A lot of creative people thrive on having multiple side projects, but at the same time, having side projects may cause your main projects to suffer. Nicole Stevenson joins Charlie to jam about how having side projects might help you with your main projects. She brings her vast experiences as an entrepreneur - clothing line creator, craft show extraordinaire, illustrator, among many others - to discuss how she got started on the two main ventures she’s working on today, aspects of working with a business partner to make projects work, as well as the various benefits working on side projects can provide to main business projects.
[2:53] - Nicole shares a bit of her history, recounting some of her business and entrepreneurial ventures and tracing their evolution to get to where she is today. Her creative interests led to observations about different things in the crafting community, and she joined with her aunt to start up Patchwork Show and eventually Craft-cation.
[7:47] - Charlie talks about predetermined business plans versus responsive business plans. With Nicole’s sort of adaptive process, how did she and her business partner let go of the old things to focus on the things that matter most right now? As she evaluated which aspects of her work were exciting and profitable, she slowly let other things drop off.

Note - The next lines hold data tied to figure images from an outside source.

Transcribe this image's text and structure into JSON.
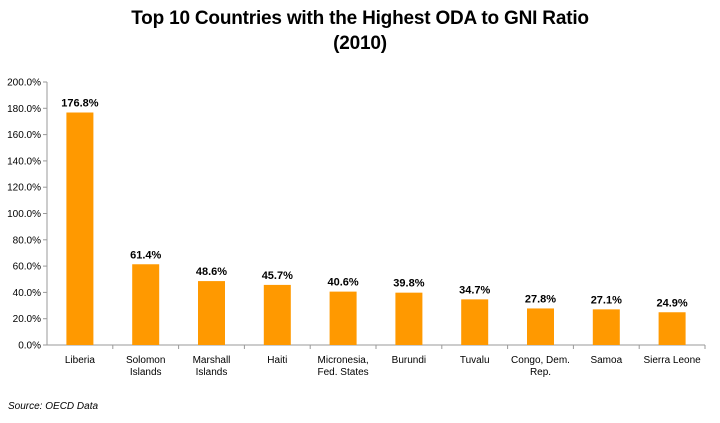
{
  "chart_data": {
    "type": "bar",
    "title_line1": "Top 10 Countries with the Highest ODA to GNI Ratio",
    "title_line2": "(2010)",
    "categories": [
      [
        "Liberia"
      ],
      [
        "Solomon",
        "Islands"
      ],
      [
        "Marshall",
        "Islands"
      ],
      [
        "Haiti"
      ],
      [
        "Micronesia,",
        "Fed. States"
      ],
      [
        "Burundi"
      ],
      [
        "Tuvalu"
      ],
      [
        "Congo, Dem.",
        "Rep."
      ],
      [
        "Samoa"
      ],
      [
        "Sierra Leone"
      ]
    ],
    "values": [
      176.8,
      61.4,
      48.6,
      45.7,
      40.6,
      39.8,
      34.7,
      27.8,
      27.1,
      24.9
    ],
    "value_labels": [
      "176.8%",
      "61.4%",
      "48.6%",
      "45.7%",
      "40.6%",
      "39.8%",
      "34.7%",
      "27.8%",
      "27.1%",
      "24.9%"
    ],
    "yticks": [
      0,
      20,
      40,
      60,
      80,
      100,
      120,
      140,
      160,
      180,
      200
    ],
    "ytick_labels": [
      "0.0%",
      "20.0%",
      "40.0%",
      "60.0%",
      "80.0%",
      "100.0%",
      "120.0%",
      "140.0%",
      "160.0%",
      "180.0%",
      "200.0%"
    ],
    "ylim": [
      0,
      200
    ],
    "grid": false,
    "bar_color": "#FF9900",
    "source": "Source: OECD Data"
  }
}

[12:17] - Sometimes when things reach a certain level of maturity, or aren’t as new anymore, they might lose some of the magic that had us holding on to them. On the flip side, sometimes when projects are spaced out at cyclical intervals, each time you come back to it can be new and exciting.
[14:09] - When we’re in the business of making creative things, there are a lot of open-loop projects. Having some closed-loops projects, maybe more of the admin side of your business, can be refreshing to balance out the other projects.

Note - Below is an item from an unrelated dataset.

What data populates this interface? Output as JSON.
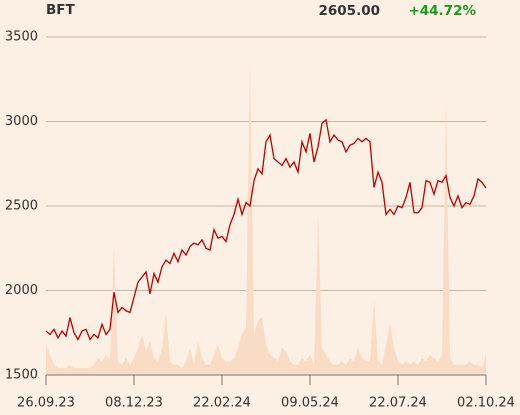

[17:01] - Breaking down your tasks into smaller steps can make tackling some of the big projects more manageable. It can also increase our sense of accomplishment to be completing small steps towards finishing a big task. A good balance between small tasks divided over a certain amount of time is very beneficial in keeping your to-do list manageable.
[20:20] - How can managing side projects make us better at our main projects? Having side projects that may get us connected with other people or things can be refreshing towards work with our main projects.

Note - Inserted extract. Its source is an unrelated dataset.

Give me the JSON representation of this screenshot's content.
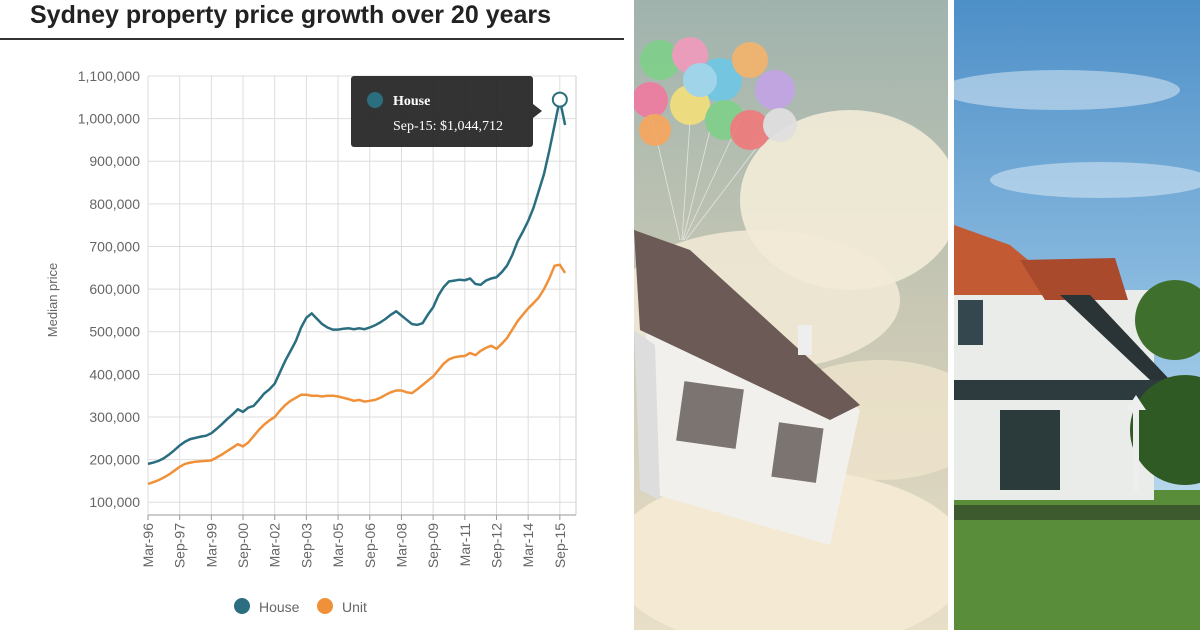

[23:31] - Part of being a creative knowledge worker is recognizing that our emotion is one of the ingredients we’re working with. It is important to be mindful of our emotions and how they tie in to what we produce. Side projects can be an avenue to separate some of these emotions so the negative effects don’t drift into the main projects.
[25:28] - Charlie talks about the importance of being in a divergent population of creatives, and the benefits of small projects can help the work we do with our main projects be more focused and provide different solutions.
[29:05] - How do Nicole and her business partner workout temporal misalignments, or managing different time requirements between side projects and their main business? Evaluating who is better suited to managing and working on different tasks is important for both parties involved. Specifically for Nicole and Delilah, communication is key.
[33:59] - In a partnership, it is not likely that each person will be doing the exact same work during a week. It is unlikely that it will be an even 50/50 distribution. Keeping track of these hours can also lead to conversations about the relative value of work.
[38:02] - How does Nicole measure success when it comes to all her projects, both side projects and main projects? At the end of the day, she measures success based on whether she is proud of the work she’s doing, and feels like she is giving the best she can give to her community.
[42:28] - For creative entrepreneurs in general, it is important to make reading about financial aspects part of your regular flow.
[45:59] - Nicole leaves listeners with this invitation: start a side project, whether it’s something for your business, something for yourself, or something for your money. Anything that requires your attention is considered a project - pick a project out that is the most manageable for where you are.